O advogado Guilherme Guimarães, especialista em Direito Digital e Segurança da Informação, explica que, em outras palavras, os “dados sensíveis” são aqueles que, em função de sua criticidade, podem expor ou sujeitar o cidadão a algum tipo de prática discriminatória. Segundo ele, a partir de agora, empresas e órgãos públicos que atuam na área da saúde – assim como nos outros segmentos que envolvam dados sensíveis – precisam tratar tais informações com camadas extras de segurança. Os dados podem ser obtidos com o consentimento expresso do titular ou então sem o consentimento, em alguns casos específicos. “É o caso de situações que exigem o cumprimento de normativas das agências reguladoras, emergências médicas, proteção à vida”, esclarece.
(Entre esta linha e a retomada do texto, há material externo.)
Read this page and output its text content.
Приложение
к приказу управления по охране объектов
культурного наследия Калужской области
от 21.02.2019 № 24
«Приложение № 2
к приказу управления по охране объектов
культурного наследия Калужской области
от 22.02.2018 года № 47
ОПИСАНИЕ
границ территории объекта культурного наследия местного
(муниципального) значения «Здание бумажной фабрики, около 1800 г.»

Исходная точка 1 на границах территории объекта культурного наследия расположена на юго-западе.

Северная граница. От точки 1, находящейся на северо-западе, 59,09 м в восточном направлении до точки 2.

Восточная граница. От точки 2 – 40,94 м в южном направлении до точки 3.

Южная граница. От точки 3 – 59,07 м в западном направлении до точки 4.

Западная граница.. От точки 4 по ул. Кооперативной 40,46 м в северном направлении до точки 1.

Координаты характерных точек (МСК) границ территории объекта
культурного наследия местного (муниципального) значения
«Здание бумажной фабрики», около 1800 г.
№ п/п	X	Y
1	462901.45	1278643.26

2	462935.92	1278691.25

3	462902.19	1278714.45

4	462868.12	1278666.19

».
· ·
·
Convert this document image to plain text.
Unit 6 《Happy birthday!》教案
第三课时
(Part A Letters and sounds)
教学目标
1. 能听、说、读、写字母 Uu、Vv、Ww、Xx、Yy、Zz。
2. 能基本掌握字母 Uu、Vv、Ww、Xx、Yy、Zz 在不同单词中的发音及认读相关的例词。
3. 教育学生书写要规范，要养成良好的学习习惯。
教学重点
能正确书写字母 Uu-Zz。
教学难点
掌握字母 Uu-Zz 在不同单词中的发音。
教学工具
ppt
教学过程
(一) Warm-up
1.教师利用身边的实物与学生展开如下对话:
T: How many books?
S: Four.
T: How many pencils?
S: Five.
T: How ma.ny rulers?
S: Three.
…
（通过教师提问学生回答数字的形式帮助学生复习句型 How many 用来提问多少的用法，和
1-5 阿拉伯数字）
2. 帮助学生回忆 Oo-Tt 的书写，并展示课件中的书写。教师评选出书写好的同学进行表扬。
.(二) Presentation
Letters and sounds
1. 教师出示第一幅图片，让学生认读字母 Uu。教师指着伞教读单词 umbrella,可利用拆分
“Hospitais, clínicas médicas, redes farmacêuticas, laboratórios e outros serviços que tenham acesso a essas informações precisam repensar e reavaliar a forma com que armazenam os dados de seus clientes”, enfatiza o advogado. A Lei de Proteção de Dados foi sancionada em agosto e entra em vigor no começo de 2020. “As instituições têm 18 meses para se organizar e se adequar às exigências legais”, comenta Guimarães.